Jacob was a believer. Michael Corleone was not. And these stories show us that forgiving others is not a prerequisite for being forgiven – it’s a sign that we have been forgiven.
Another way of looking at it is that forgiveness of others is a sign of our repentance – and repentance is a sign that we have been forgiven. That we have been given the gift of salvation.
The Greek word we translate as “salvation” is a lot broader, meaning deliverance, release, and preservation. And isn’t forgiving others a way of delivering ourselves from the anger and stress and anxiety that go with holding onto a hurt? Doesn’t it bring a sense of release? Doesn’t it preserve us from the physical effects of stress and anger?
So in forgiving others, we experience salvation more fully. Not that we can be forgiven more fully or have more eternal life – but that we enjoy more of the benefits of our salvation.
What gets in the way of enjoying our salvation? What makes so many Christians so dour and joyless? We probably don’t think we deserve God’s mercy.

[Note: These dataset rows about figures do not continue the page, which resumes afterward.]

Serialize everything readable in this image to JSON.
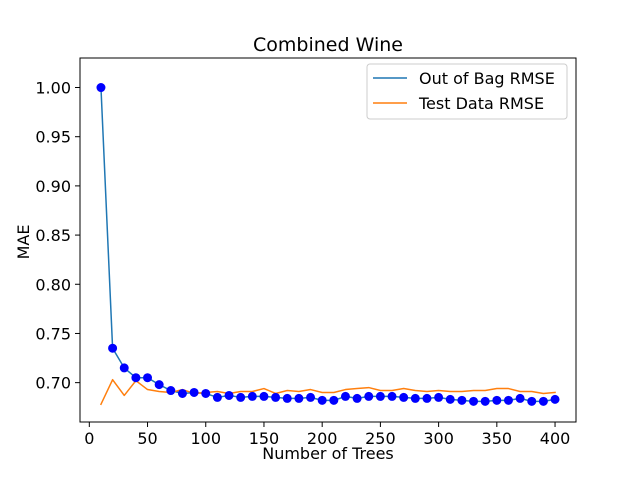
{
  "chart_data": {
    "type": "line",
    "title": "Combined Wine",
    "xlabel": "Number of Trees",
    "ylabel": "MAE",
    "xlim": [
      -8,
      418
    ],
    "ylim": [
      0.66,
      1.03
    ],
    "xticks": [
      0,
      50,
      100,
      150,
      200,
      250,
      300,
      350,
      400
    ],
    "yticks": [
      0.7,
      0.75,
      0.8,
      0.85,
      0.9,
      0.95,
      1.0
    ],
    "ytick_labels": [
      "0.70",
      "0.75",
      "0.80",
      "0.85",
      "0.90",
      "0.95",
      "1.00"
    ],
    "grid": false,
    "legend_position": "top-right",
    "x": [
      10,
      20,
      30,
      40,
      50,
      60,
      70,
      80,
      90,
      100,
      110,
      120,
      130,
      140,
      150,
      160,
      170,
      180,
      190,
      200,
      210,
      220,
      230,
      240,
      250,
      260,
      270,
      280,
      290,
      300,
      310,
      320,
      330,
      340,
      350,
      360,
      370,
      380,
      390,
      400
    ],
    "series": [
      {
        "name": "Out of Bag RMSE",
        "color": "#1f77b4",
        "marker_color": "#0000ff",
        "markers": true,
        "values": [
          1.0,
          0.735,
          0.715,
          0.705,
          0.705,
          0.698,
          0.692,
          0.689,
          0.69,
          0.689,
          0.685,
          0.687,
          0.685,
          0.686,
          0.686,
          0.685,
          0.684,
          0.684,
          0.685,
          0.682,
          0.682,
          0.686,
          0.684,
          0.686,
          0.686,
          0.686,
          0.685,
          0.684,
          0.684,
          0.685,
          0.683,
          0.682,
          0.681,
          0.681,
          0.682,
          0.682,
          0.684,
          0.681,
          0.681,
          0.683
        ]
      },
      {
        "name": "Test Data RMSE",
        "color": "#ff7f0e",
        "markers": false,
        "values": [
          0.678,
          0.703,
          0.687,
          0.702,
          0.693,
          0.691,
          0.69,
          0.693,
          0.689,
          0.69,
          0.691,
          0.689,
          0.691,
          0.691,
          0.694,
          0.689,
          0.692,
          0.691,
          0.693,
          0.69,
          0.69,
          0.693,
          0.694,
          0.695,
          0.692,
          0.692,
          0.694,
          0.692,
          0.691,
          0.692,
          0.691,
          0.691,
          0.692,
          0.692,
          0.694,
          0.694,
          0.691,
          0.691,
          0.689,
          0.69
        ]
      }
    ]
  }
}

If we think that, we’re right: we don’t deserve God’s mercy. No one does. But that’s what mercy is – giving or forgiving when it’s not deserved. And that’s what God does so well – giving people what they don’t deserve, and not giving them what they do deserve.

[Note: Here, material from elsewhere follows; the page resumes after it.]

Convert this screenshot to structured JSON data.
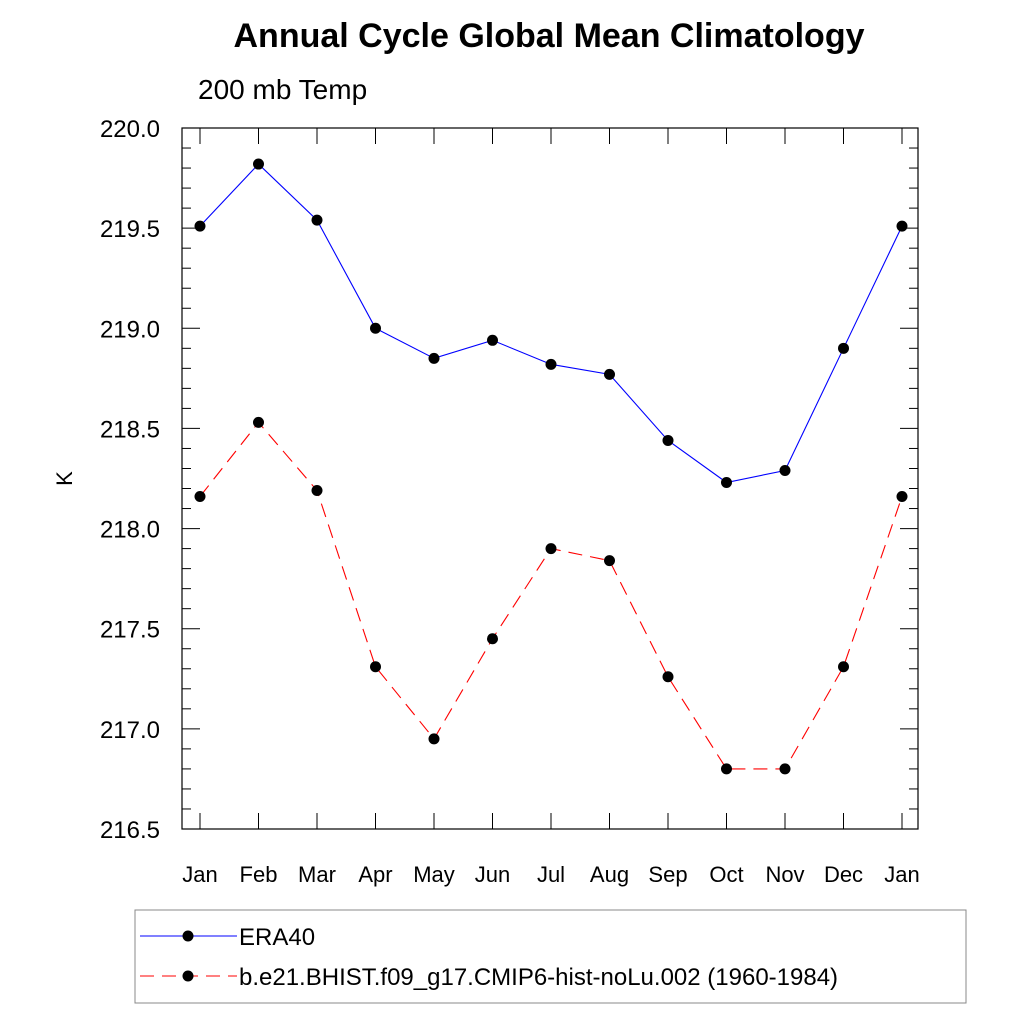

And it is infinitely easier for God to forgive us than it is for us to forgive ourselves. In fact, the hardest person for us to forgive is usually ourselves.
So maybe – just maybe – if we got good at forgiving others – then we could forgive ourselves and wholeheartedly embrace God’s forgiveness.
William Carl – the former president of Pittsburgh Theological Seminary – wrote, “If we refuse to forgive others, we will never truly experience the grace of God ourselves.”
Forgiveness is the ultimate act of love.
Forgiving others is evidence that the love of God is in us –
God’s extravagant love, which has no limits.
If we have the love of God in us, then we can forgive without limits.
So forgive others – in the same way that God has forgiven you.